How can I troubleshoot packet loss for my Direct Connect connection?
Last updated: 2021-12-23
I'm using AWS Direct Connect to transfer data. I'm experiencing packet loss transferring data to my Amazon Elastic Compute Cloud (Amazon EC2) instance. How can I isolate the packet loss?
Packet loss occurs when transmitted data packets fail to arrive at their destination resulting in network performance issues. Packet loss is caused by low signal strength at the destination, excessive system utilization, network congestion and network route misconfigurations.
Run the following checks for your network devices and Direct Connect connection.
Check the AWS Personal Health Dashboard for scheduled maintenance or events
Check metrics for the Direct Connect endpoint, customer gateway (CGW), and intermediate device (layer 1)
- The CGW logs for Interface flaps.
- CPU utilization for the CGW when the issue occurred.
- The light signal reading on the device the Direct Connect connection terminates.
- The device the Direct Connect connection terminates for input errors, incrementing framing errors, cyclic redundancy (CRC) errors, runts, giants and throttles.
Check Direct Connect connection metrics (layer 1)
- ConnectionErrorCount: Apply the sum statistic and note that non-zero values indicate MAC level errors in the AWS device.
- ConnectionLightLevelTX and ConnectionLightLevelRX: Check the light signal recorded on the Direct Connect connection when the issue occurred.

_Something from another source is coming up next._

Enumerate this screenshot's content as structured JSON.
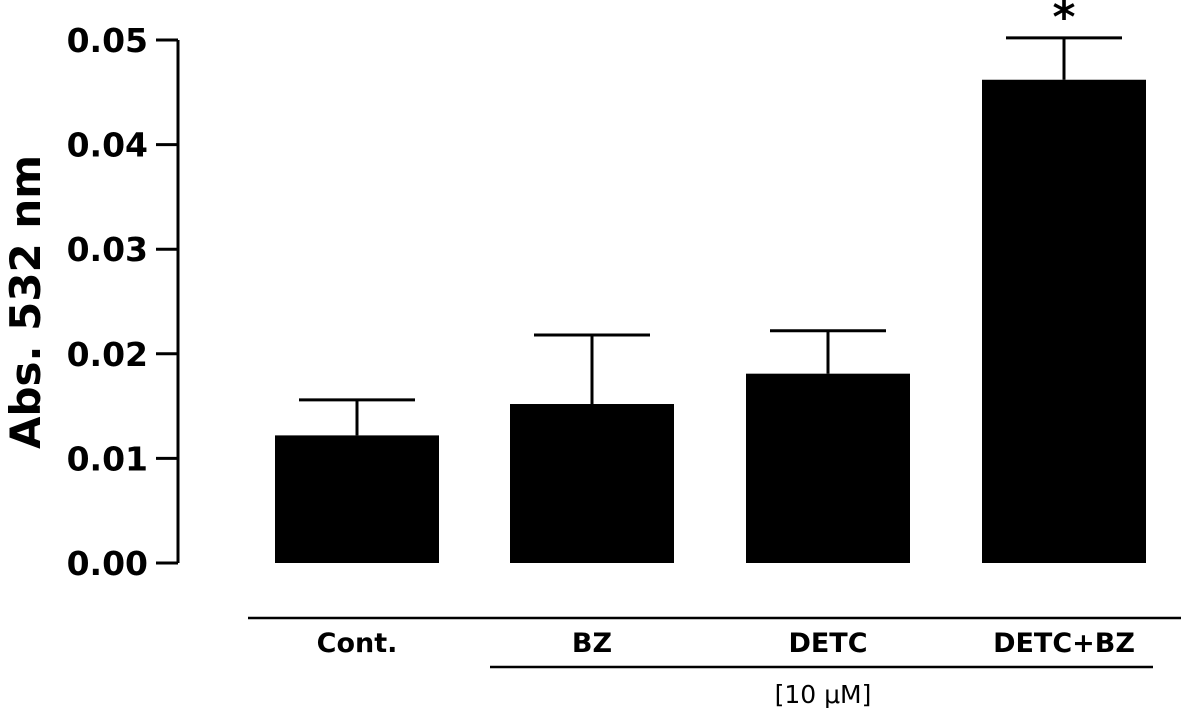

The acceptable range is between -14.4 and 2.50 dBm.
- ConnectionBpsEgress and ConnectionBpsIngress: Check the amount of traffic on the Direct Connect connection when the packet loss occurred for congestion on the link.
For more information, see Direct Connect Connection metrics.
Check for asymmetric sub optimal routing (layer 3)
End-to-end bidirectional trace route between the on premises host and the AWS host (layer 3)
1. Run the following command to install traceroute:
sudo yum install traceroute
sudo apt-get install traceroute
2. Then, run a command similar to the following for the ICMP traceroute:
sudo traceroute -T -p <destination Port> <IP of destination host>
1. Download WinPcap and tracetcp.
2. Extract the Tracetcp ZIP file.
3. Copy tracetcp.exe to your C drive.
4. Install WinPcap.
5. Open the command prompt and root WinPcap to your C drive using the C:\Users\username>cd \ command.
6. Run tracetcp using the following commands: tracetcp.exe hostname:port or tracetcp.exe ip:port.
End-to-end bidirectional MTR test between the on premises host and the AWS host (layer 3)
Check the MTR results for packet loss and network latency. A network loss percentage at a hop can indicate an issue with the router. Some service providers limit the ICMP traffic that MTR uses. To determine if the packet loss is due to rate limits, review the subsequent hops. If the subsequent hop shows a loss of 0.0%, this can indicate ICMP rate limiting.
1. Run the following command to install MTR:
$ sudo yum install mtr -y
sudo apt install mtr -y
Download and install WinMTR.
Note: For Windows OS, WinMTR doesn't support TCP-based MTR.
2. For the on-premises --> AWS direction, run MTR on the on premises host (ICMP and TCP based):
$ mtr -n -c 100 <private IP of EC2> --report $ mtr -n -T -P <EC2 instance open TCP port> -c 100 <private IP of EC2> --report
3. For the AWS --> on-premises direction, run MTR on the EC2 instance (ICMP and TCP based):
$ mtr -n -c 100 <private IP of the local host> --report $ mtr -n -T -P <local host open TCP port> -c 100 <private IP of the local host> --report
Review the path MTU between the on premises host and AWS host (layer 3)
1. For the on-premises --> AWS direction, run tracepath on port 80 from the local host:
$ tracepath -n -p 80 <EC2 private instance IP>
$ tracepath -n -p 80 <private IP of local host>